Judge rebuffs request to add third-degree murder charge against Chauvin

Ex-Minneapolis cop Derek Chauvin appears in on closed-circuit television.
In this courtroom sketch, former Minneapolis police officer Derek Chauvin appeared in on closed-circuit television from a maximum security prison in Oak Park Heights, Minn., Monday, June 29, 2020, during a hearing before Hennepin County Judge Peter Cahill in Minneapolis.
Cedric Hohnstadt via AP

The judge overseeing the trial of a former police officer charged in the killing of George Floyd has rejected a motion to reinstate third-degree murder charges.

Prosecutors had asked Judge Peter Cahill to reinstate third-degree murder charges against former Minneapolis officer Derek Chauvin. They cited a recent appeals court decision upholding that charge for another former officer, Mohamed Noor, who was convicted in the shooting death of 911-caller Justine Ruszczyk in 2019. 
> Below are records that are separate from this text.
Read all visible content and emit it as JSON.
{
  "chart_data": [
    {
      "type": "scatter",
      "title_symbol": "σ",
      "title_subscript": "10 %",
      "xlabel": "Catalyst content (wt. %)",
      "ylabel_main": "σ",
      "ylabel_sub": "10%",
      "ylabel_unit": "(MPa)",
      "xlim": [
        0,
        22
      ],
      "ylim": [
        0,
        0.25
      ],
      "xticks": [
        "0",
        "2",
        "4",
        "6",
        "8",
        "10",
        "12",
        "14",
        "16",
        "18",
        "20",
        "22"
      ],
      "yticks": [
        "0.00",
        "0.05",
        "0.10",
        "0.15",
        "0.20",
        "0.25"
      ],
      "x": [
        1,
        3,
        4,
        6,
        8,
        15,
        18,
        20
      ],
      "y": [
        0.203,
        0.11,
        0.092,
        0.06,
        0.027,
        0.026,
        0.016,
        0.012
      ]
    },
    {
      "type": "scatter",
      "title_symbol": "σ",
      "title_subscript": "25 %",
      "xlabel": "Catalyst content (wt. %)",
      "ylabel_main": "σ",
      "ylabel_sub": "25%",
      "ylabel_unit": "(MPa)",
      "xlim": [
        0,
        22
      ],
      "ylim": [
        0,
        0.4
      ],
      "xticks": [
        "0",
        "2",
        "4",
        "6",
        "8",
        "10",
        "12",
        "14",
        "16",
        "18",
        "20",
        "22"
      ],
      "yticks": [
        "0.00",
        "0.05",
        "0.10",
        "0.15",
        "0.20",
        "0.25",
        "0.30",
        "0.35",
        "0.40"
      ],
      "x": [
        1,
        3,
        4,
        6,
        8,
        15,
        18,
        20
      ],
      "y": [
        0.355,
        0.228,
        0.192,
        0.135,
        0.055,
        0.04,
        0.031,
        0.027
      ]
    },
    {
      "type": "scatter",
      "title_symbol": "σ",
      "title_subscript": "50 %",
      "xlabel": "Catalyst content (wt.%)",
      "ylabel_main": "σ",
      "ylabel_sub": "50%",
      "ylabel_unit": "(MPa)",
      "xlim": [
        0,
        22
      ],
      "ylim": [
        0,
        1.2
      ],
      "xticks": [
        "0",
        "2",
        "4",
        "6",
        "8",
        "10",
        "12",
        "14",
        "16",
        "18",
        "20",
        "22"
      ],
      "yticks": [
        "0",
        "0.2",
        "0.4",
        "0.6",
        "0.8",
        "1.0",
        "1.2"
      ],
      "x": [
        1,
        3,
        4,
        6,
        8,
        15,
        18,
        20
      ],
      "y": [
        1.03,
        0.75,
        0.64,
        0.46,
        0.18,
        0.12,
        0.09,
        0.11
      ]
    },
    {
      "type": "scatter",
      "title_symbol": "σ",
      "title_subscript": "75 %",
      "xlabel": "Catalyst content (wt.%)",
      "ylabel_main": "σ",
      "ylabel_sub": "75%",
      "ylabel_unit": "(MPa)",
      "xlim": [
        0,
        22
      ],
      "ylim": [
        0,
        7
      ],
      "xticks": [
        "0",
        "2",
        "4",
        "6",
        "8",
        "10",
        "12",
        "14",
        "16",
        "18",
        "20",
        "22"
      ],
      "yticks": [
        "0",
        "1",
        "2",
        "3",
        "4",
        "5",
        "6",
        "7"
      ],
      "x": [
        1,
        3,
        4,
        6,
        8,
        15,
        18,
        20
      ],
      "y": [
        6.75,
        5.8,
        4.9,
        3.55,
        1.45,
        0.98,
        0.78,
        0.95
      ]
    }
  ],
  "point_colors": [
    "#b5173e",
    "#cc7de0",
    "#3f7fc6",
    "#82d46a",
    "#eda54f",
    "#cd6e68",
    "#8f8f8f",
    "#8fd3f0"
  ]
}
But the judge said the appeals court decision was not yet precedent because it could still be appealed to the state Supreme Court. Cahill said he disagreed with the majority decision that the third-degree murder charge, which is known as “depraved mind” murder, could be directed at only one person. 

The judge also said he wouldn't allow the prosecution to add charges of aiding and abetting third-degree murder against three officers set to go on trial in August in connection with Floyd's killing. 

Chauvin is still charged with second-degree murder and second-degree manslaughter. Jury selection is set to start in his trial on March 8 in Minneapolis.